I was not prepared at all for the "real conditions."

So, it got me thinking a bit about our privatized Christian bubbles and the spiritual ghetto's we sometimes create in the name of safety and fear.

The only way to be prepared for the elements of this world is to, well, be fully invested in this world.

I think I'll go make a few calls to price the cost of renting a wet-suit.

06 June 2008

The interview with McLaren went well. Too tired to do a long summary.

The highlight for me (other than McLaren's references to Restoration history) happened early in the conversation. When I asked him what he meant by the statement, "Eschatology always wins" (a question I got from my good friend Lee Camp's interview of McLaren on the site for his new exciting integration of theology, literature, and music, Tokens)?

His response was simple.

"If you think your house is going to burn down the next day, you are not going to be motivated to clean up your room."

What if the house isn't going to burn down? The question you ask almost always determines the answer you conjure.

McLaren Interview

I am about to interview Brian McLaren for Wineskins Magazine.

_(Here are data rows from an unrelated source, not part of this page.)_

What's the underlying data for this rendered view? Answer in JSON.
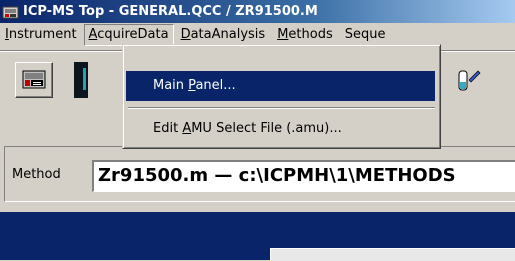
{
  "window": {
    "title": "ICP-MS Top - GENERAL.QCC / ZR91500.M"
  },
  "menubar": {
    "items": [
      {
        "label_u": "I",
        "label_rest": "nstrument"
      },
      {
        "label_u": "A",
        "label_rest": "cquireData"
      },
      {
        "label_u": "D",
        "label_rest": "ataAnalysis"
      },
      {
        "label_u": "M",
        "label_rest": "ethods"
      },
      {
        "label_u": "",
        "label_rest": "Seque"
      }
    ]
  },
  "dropdown": {
    "items": [
      {
        "pre": "Main ",
        "u": "P",
        "post": "anel...",
        "selected": true
      },
      {
        "pre": "Edit ",
        "u": "A",
        "post": "MU Select File (.amu)...",
        "selected": false
      }
    ]
  },
  "method": {
    "label": "Method",
    "value": "Zr91500.m  —  c:\\ICPMH\\1\\METHODS"
  },
  "icons": [
    "app-icon",
    "instrument-icon",
    "sample-tube-icon"
  ],
  "colors": {
    "titlebar": "#0a246a",
    "selection": "#0a246a",
    "face": "#d4d0c8"
  }
}
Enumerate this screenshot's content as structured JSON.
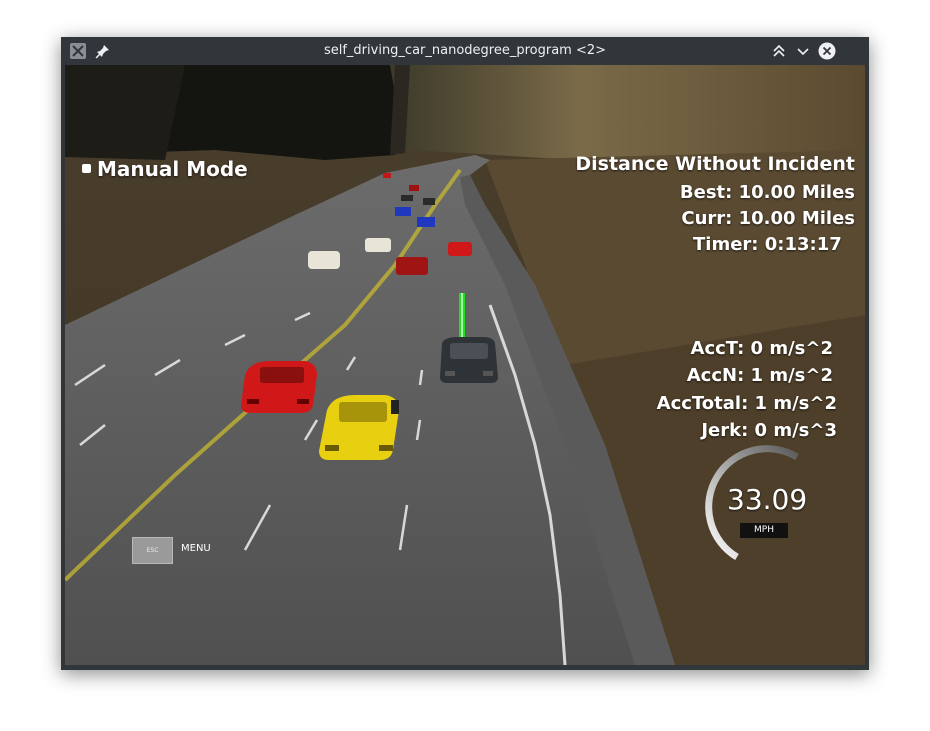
{
  "window": {
    "title": "self_driving_car_nanodegree_program <2>",
    "icons": [
      "app-icon",
      "pin-icon",
      "keep-above-icon",
      "minimize-icon",
      "close-icon"
    ]
  },
  "hud": {
    "mode_label": "Manual Mode",
    "distance_header": "Distance Without Incident",
    "best": "Best: 10.00 Miles",
    "curr": "Curr: 10.00 Miles",
    "timer": "Timer: 0:13:17",
    "acc_t": "AccT: 0 m/s^2",
    "acc_n": "AccN: 1 m/s^2",
    "acc_total": "AccTotal: 1 m/s^2",
    "jerk": "Jerk: 0 m/s^3",
    "speed_value": "33.09",
    "speed_unit": "MPH",
    "esc_key": "ESC",
    "menu_label": "MENU"
  },
  "colors": {
    "planned_path": "#22dd22",
    "ego_car": "#2e3338",
    "car_red": "#d01818",
    "car_yellow": "#e8d010",
    "car_blue": "#2038c0",
    "car_white": "#e8e4d8"
  }
}
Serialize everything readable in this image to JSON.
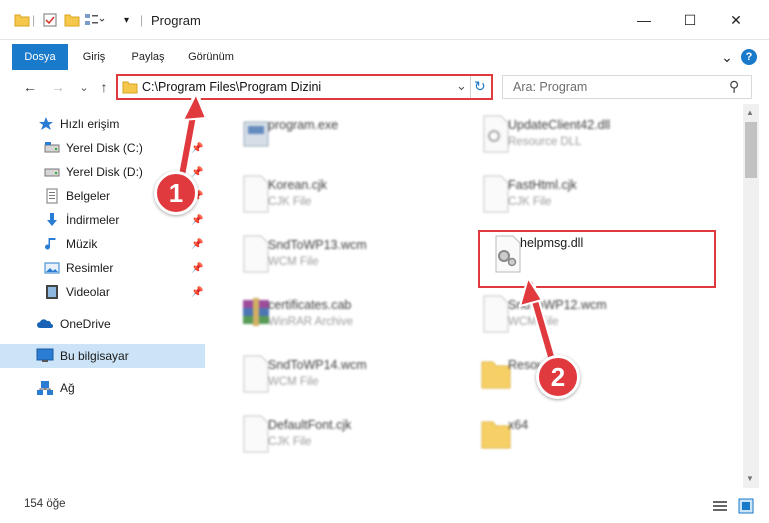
{
  "window": {
    "title": "Program",
    "minimize_glyph": "—",
    "maximize_glyph": "☐",
    "close_glyph": "✕"
  },
  "ribbon": {
    "tabs": [
      "Dosya",
      "Giriş",
      "Paylaş",
      "Görünüm"
    ],
    "active_tab": "Dosya",
    "expand_glyph": "⌄",
    "help_glyph": "?"
  },
  "address": {
    "path": "C:\\Program Files\\Program Dizini",
    "dropdown_glyph": "⌄",
    "refresh_glyph": "↻"
  },
  "search": {
    "placeholder": "Ara: Program",
    "icon_glyph": "⚲"
  },
  "nav": {
    "back_glyph": "←",
    "forward_glyph": "→",
    "recent_glyph": "⌄",
    "up_glyph": "↑"
  },
  "sidebar": {
    "quick_access": "Hızlı erişim",
    "items": [
      {
        "label": "Yerel Disk (C:)",
        "icon": "drive-icon",
        "pinned": true
      },
      {
        "label": "Yerel Disk (D:)",
        "icon": "drive-icon",
        "pinned": true
      },
      {
        "label": "Belgeler",
        "icon": "documents-icon",
        "pinned": true
      },
      {
        "label": "İndirmeler",
        "icon": "downloads-icon",
        "pinned": true
      },
      {
        "label": "Müzik",
        "icon": "music-icon",
        "pinned": true
      },
      {
        "label": "Resimler",
        "icon": "pictures-icon",
        "pinned": true
      },
      {
        "label": "Videolar",
        "icon": "videos-icon",
        "pinned": true
      }
    ],
    "onedrive": "OneDrive",
    "this_pc": "Bu bilgisayar",
    "network": "Ağ"
  },
  "files": [
    {
      "name": "program.exe",
      "type": "",
      "icon": "exe-icon",
      "blurred": true
    },
    {
      "name": "UpdateClient42.dll",
      "type": "Resource DLL",
      "icon": "dll-icon",
      "blurred": true
    },
    {
      "name": "Korean.cjk",
      "type": "CJK File",
      "icon": "file-icon",
      "blurred": true
    },
    {
      "name": "FastHtml.cjk",
      "type": "CJK File",
      "icon": "file-icon",
      "blurred": true
    },
    {
      "name": "SndToWP13.wcm",
      "type": "WCM File",
      "icon": "file-icon",
      "blurred": true
    },
    {
      "name": "helpmsg.dll",
      "type": "",
      "icon": "dll-gear-icon",
      "blurred": false
    },
    {
      "name": "certificates.cab",
      "type": "WinRAR Archive",
      "icon": "archive-icon",
      "blurred": true
    },
    {
      "name": "SndToWP12.wcm",
      "type": "WCM File",
      "icon": "file-icon",
      "blurred": true
    },
    {
      "name": "SndToWP14.wcm",
      "type": "WCM File",
      "icon": "file-icon",
      "blurred": true
    },
    {
      "name": "Resource",
      "type": "",
      "icon": "folder-icon",
      "blurred": true
    },
    {
      "name": "DefaultFont.cjk",
      "type": "CJK File",
      "icon": "file-icon",
      "blurred": true
    },
    {
      "name": "x64",
      "type": "",
      "icon": "folder-icon",
      "blurred": true
    }
  ],
  "callouts": [
    "1",
    "2"
  ],
  "status": {
    "count": "154 öğe"
  },
  "colors": {
    "accent": "#1979ca",
    "highlight": "#e0393e",
    "selected_bg": "#cce4f7"
  }
}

His new book, Finding Our Way Again, is excellent. This book is the perfect follow-up to Everything Must Change.

I'll post later this afternoon about our conversation.

If you have not signed up for ZOE-Dallas, it's going to be a great event. Teaching at ZOE s always one of the highlights of the year for me.

05 June 2008

Texas Lessons

I was fortunate to spend yesterday with people from the Bammel Church of Christ in Houston. Jonathan Ross invited me several months back to speak at their "Life In the Red Zone" summer series.

Before I began the teaching time for their Wednesday night service, I shared my "Most Important Facts to Know About Texas." I figured I'd be back on the plane at 5am this morning, . . . it was worth the risk.

Cue the dramatic music. Here are the most important facts to know.

#1 Not every city looks like Abilene.

#2 Evidently, a football team plays in Dallas.

#3 Despite the legend of the Alamo, Nolan Ryan's destruction of Robin Ventura is the stuff real legends are made of.

#4 The Bammel Ministry Staff might be the best ping pong cohort in Churches of Christ.

#5 (H)Akeem Olajuwon no longer plays for the Rockets.

#6 "Gringos" is a restaurant not a derogatory Spanish term reserved for White Americans.

I thought it would be arrogant to have seven, but then again . . . I'm not Jewish.

#7 There are actually four countries in North America: Canada, Mexico, U.S.A., and . . . Texas

#7b (Dr. Pepper is from Texas not heaven . . . who knew?) . . . this one didn't make the cut.